Chargée de cours en histoire de la chanson francophone et chercheuse postdoctorale en musicologie à l’UQAM, Sandria P. Bouliane est une experte de la scène musicale de la Belle Province. D’un grand naturel, la musicologue revient sur l’importance d’une bonne éducation afin de protéger le français dans la musique québécoise, une note à la fois.

« J’ai toujours été fascinée par la musique », avoue d’entrée de jeu la chargée de cours, dont un sourire inopiné éclaire le visage. Initiée dès son plus jeune âge au piano, la musicologue se découvre rapidement une passion pour la musique classique.

Enchaînant les écoles de musique lors de son passage au primaire et au secondaire, Sandria P. Bouliane doit faire un choix à son entrée au cégep : l’art ou la stabilité. « J’ai fait un double DEC en musique et sciences parce que les sciences semblaient plus prometteuses », se rappelle-t-elle entre deux éclats de rire, loin de se douter où sa carrière musicale allait la mener.

Acceptée à l’Université Laval en musicologie, elle se spécialise en musique baroque, pour se réorienter, une fois à la maîtrise, vers la musique populaire.

Le professeur au doctorat en musicologie à l’Université Laval, Serge Lacasse, qui est l’un des premiers à s’être spécialisé en musique populaire au Québec, avoue être impressionné par Mme Bouliane. « Son caractère, c’est sa force, confie-t-il. C’est une personne qui va travailler extrêmement fort pour réussir à atteindre ses objectifs. »

Détentrice d’un doctorat en musicologie dès le début des années 2000, elle participe à de nombreuses recherches sur les origines de la musique francophone au Québec, notamment au sujet des influences musicales entre New York et Montréal.
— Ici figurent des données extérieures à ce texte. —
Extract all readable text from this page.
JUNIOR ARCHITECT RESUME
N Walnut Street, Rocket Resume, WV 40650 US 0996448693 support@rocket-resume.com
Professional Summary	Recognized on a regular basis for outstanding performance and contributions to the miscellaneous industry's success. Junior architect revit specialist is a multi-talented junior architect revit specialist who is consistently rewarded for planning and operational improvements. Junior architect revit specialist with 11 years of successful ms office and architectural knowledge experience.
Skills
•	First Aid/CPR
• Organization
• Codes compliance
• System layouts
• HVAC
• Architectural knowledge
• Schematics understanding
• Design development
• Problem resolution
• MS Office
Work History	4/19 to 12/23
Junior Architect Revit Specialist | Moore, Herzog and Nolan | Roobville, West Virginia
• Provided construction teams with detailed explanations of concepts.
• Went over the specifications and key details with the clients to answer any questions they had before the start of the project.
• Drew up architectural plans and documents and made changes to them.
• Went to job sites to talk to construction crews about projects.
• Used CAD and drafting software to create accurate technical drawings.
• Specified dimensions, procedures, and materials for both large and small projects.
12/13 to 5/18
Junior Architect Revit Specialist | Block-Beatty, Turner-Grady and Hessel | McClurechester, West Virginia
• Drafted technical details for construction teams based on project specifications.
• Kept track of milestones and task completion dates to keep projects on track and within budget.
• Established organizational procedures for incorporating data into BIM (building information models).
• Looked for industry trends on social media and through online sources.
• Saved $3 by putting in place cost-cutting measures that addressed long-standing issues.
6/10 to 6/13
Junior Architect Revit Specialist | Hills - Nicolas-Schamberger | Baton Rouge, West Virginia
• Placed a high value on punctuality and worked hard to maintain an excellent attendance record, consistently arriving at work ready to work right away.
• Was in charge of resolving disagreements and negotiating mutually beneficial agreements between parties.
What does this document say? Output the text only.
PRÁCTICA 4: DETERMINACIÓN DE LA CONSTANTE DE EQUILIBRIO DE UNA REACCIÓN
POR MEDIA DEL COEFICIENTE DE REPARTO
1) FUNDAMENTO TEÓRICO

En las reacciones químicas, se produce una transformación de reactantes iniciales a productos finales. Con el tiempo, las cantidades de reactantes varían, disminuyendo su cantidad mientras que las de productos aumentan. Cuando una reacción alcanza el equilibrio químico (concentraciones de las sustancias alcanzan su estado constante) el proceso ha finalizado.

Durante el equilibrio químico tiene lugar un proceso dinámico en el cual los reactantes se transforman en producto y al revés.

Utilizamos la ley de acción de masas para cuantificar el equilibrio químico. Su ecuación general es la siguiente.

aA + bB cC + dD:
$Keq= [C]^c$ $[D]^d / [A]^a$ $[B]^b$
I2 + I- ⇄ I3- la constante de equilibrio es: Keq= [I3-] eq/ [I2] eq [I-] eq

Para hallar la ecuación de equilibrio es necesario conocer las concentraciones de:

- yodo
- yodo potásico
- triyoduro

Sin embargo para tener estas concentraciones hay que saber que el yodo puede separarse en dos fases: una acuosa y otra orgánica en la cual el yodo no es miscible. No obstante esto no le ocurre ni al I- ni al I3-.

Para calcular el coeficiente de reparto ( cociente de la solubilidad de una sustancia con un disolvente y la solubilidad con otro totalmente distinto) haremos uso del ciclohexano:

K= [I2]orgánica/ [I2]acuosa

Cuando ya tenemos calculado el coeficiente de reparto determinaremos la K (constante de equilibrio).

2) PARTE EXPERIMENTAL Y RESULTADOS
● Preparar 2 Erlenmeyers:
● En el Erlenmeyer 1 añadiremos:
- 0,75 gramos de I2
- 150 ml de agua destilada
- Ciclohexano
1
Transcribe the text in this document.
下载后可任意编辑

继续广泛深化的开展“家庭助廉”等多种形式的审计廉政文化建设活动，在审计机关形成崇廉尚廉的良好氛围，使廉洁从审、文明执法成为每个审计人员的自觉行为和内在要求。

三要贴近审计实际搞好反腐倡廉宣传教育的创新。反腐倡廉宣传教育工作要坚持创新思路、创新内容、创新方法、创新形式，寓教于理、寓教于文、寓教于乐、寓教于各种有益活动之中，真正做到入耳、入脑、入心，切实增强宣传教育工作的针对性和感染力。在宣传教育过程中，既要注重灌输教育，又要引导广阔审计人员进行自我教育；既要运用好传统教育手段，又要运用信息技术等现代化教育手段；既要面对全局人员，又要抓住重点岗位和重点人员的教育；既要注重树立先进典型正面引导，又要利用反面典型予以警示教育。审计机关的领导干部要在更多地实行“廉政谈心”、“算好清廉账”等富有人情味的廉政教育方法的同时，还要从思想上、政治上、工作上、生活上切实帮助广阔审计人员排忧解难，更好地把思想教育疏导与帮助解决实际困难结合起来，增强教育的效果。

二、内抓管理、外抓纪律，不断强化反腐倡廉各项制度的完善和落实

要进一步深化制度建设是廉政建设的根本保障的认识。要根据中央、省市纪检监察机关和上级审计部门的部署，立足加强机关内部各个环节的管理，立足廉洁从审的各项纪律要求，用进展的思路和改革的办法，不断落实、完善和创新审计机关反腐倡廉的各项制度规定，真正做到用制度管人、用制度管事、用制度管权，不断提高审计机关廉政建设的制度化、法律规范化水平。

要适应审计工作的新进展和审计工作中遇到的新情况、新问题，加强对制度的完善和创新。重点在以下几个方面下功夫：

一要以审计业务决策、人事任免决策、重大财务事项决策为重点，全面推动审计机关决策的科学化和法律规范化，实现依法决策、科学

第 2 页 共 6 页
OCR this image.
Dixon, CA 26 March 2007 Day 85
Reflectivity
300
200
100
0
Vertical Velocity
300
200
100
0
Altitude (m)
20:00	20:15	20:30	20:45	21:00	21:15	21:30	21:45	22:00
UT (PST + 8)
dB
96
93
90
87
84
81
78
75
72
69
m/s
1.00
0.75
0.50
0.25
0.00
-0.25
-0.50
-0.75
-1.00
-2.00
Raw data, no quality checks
« C’est très important qu’il y ait des personnes qualifiées comme Sandria qui nous parlent de la culture populaire québécoise, sans quoi il serait dur de la préserver », lance le docteur en histoire, spécialiste de la Nouvelle-France et coordonnateur de l’Encyclopédie du patrimoine culturel de l’Amérique française, Martin Fournier. Selon lui, le travail de la chargée de cours demeure des plus importants à ce jour, tenant compte de la situation précaire de la francophonie en Amérique du Nord.

Des échanges profitables

Sandria P. Bouliane clame cependant qu’il est irrationnel de craindre la disparition du français dans la musique québécoise. Pour la musicologue, le concept de musique québécoise « de souche » reste assez vague. Celui-ci a toujours été grandement influencé par son voisin américain, explique-t-elle.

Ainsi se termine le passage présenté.